With the announcement of the deal, Nokia is eliminating any incentive for consumers and developers to buy into its existing smart phone products, which are based on its Symbian and MeeGo operating systems.
With the Microsoft deal unlikely to yield any products for nearly one year, Nokia will have no choice except to remain awkwardly reliant on the Symbian and MeeGo platforms in 2011. This will have a further negative impact on the Nokia’s already eroding position in smart phones.
The Microsoft deal also could have negative implications for Nokia’s smart phone business during the long term. Unrelated to this news, IHS recently cut its Nokia shipment forecast significantly during every year through 2014. Although Nokia’s immediate prospects are definitely negative, the longer-term implication of the deal is to add uncertainty to Nokia’s overall outlook. This forebodes ill for Nokia, which doesn’t need additional doubt in its story as it strives to maintain consumer and developer interest.

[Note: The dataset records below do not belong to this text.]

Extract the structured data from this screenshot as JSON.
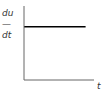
{
  "chart_data": {
    "type": "line",
    "title": "",
    "xlabel": "t",
    "annotations": [
      "du",
      "—",
      "dt"
    ],
    "x": [
      0,
      0.88
    ],
    "values": [
      0.72,
      0.72
    ],
    "color": "#000000",
    "xlim": [
      0,
      1.0
    ],
    "ylim": [
      0,
      1.0
    ],
    "tick_labels": false,
    "grid": false
  }
}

With the news, Nokia issued new guidance for its smart phone sales, saying that 2011 and 2012 will be transition years but that it will grow faster than the market thereafter. Nokia said it still expects to sell 150 more million Symbian devices in years to come, giving an indication of how it expects the Phone 7 handoff to work. IHS now forecasts that Nokia will ship 122 million smart phones in 2011. Assuming Nokia’s internal forecast is similar to ours, Nokia’s Symbian sales guidance implies the Windows Phone 7 transition will occur in early 2012, although a Phone 7 model is likely to arrive before the end of 2011.
Nokia’s Intel Corp. relationship, which centers of the MeeGo operating system, has taken a serious beating with the Microsoft agreement. Nokia said it still expects to ship a MeeGo-based smart phone later this year. However, it’s difficult not to view the Microsoft deal as anything other than an abandonment of MeeGo.
If Nokia wanted to leave mobile operating system development to another company, IHS thinks Google Inc. and its Android software would have been a better choice. Nokia could have reaped many of the benefits it expects with the Microsoft relationship from either Google or Microsoft. But clearly, the unspecified billions in Microsoft cash payments were an important motivating factor in entering into the deal.